Kelemahan itu langsung dengan terang terlihat pada paragraf pertama ringkasan naskah, yang menyebutkan Provinsi DIM adalah aspirasi mayoritas masyarakat Minangkabau, bahkan dengan sedikit tendensi menglorifikasi bahwa ia juga merupakan aspirasi bangsa Indonesia. Klaim ini serius, yang sayangnya tidak ada satupun pembuktian empirik yang dinyatakan dalam naskah, bahwa memang ia aspirasi mayoritas. Dengan begitu, bagi kami seluruh argumentasi yang muncul selanjutnya dalam naskah ini, telah runtuh dengan sendirinya – hingga nanti muncul bentuk pembuktian lain.

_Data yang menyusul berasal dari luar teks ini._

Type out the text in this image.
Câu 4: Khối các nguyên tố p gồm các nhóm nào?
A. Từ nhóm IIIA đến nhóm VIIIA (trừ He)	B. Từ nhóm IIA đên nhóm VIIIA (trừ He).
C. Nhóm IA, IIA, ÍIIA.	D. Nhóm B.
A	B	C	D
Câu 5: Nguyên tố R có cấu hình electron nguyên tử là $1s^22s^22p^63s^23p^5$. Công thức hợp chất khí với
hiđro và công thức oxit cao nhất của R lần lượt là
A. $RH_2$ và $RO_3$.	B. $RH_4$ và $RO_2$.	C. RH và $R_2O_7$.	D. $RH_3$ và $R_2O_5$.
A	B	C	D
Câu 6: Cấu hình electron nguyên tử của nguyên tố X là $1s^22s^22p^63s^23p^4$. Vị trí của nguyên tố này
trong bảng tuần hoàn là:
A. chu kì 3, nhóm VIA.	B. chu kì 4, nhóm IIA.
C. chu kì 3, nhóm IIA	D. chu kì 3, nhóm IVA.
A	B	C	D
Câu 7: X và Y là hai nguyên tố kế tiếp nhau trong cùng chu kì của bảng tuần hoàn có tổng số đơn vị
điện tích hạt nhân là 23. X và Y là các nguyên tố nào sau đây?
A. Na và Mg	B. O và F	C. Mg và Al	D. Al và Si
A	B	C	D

Meskipun kemudian naskah ini bukanlah lagi naskah yang lahir dari aspirasi mayoritas, ia tetap bisa diposisikan sebagai aspirasi beberapa kalangan – katakanlah “aspirasi tim kerja penyusun” saja. Dengan begitu ada eloknya juga kita selami, apa benar yang menjadi buah angan dari mereka, dan mengungkap secukupnya kebolongan-kebolongan yang bagi kami penting untuk dicermati ulang.

Landasan yuridis yang dirujuk sebagai pembenar pengajuan keistimewaan adalah adanya amanah konstitusi tentang perlindungan hukum atas masyarakat adat. Disebutkan secara konstitusional menurut ketentuan Pasal 18B UUD NRI 1945: (1) Negara mengakui dan menghormati satuan-satuan pemerintahan daerah yang bersifat khusus atau bersifat istimewa yang diatur dengan undang-undang. (2) Negara mengakui dan menghormati kesatuan-kesatuan masyarakat hukum adat beserta hak- hak tradisionalnya sepanjang masih hidup dan sesuai dengan perkembangan masyarakat dan prinsip NKRI yang diatur dalam undang-undang.

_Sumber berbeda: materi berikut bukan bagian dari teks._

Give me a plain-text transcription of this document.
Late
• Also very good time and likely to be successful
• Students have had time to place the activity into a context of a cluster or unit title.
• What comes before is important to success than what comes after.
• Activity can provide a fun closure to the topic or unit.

Ada satu kebenaran berfikir dan dua kesalahan bersikap dari pengusung DIM. Tim penyusun benar dalam hal: bahwa konstitusi Indonesia memang mengakui dan menghormati sekaligus melindungi masyarakat hukum adat sebagaimana ketentuan Pasal 18B UUD NRI 1945. Usaha-usaha untuk menerjemahkan konsitusi ini kedalam peraturan teknis perundang-undangan sudah berlangsung lama oleh beragam masyarakat adat di pelosok Nusantara. Namun, adanya pesan konstitusional pengakuan dan penghormatan atas ragam masyarakat hukum adat tidak lantas menjadi alasan untuk sebuah “keistimewaan”. Karena pada akhirnya semua kelompok masyarakat hukum adat, adalah istimewa.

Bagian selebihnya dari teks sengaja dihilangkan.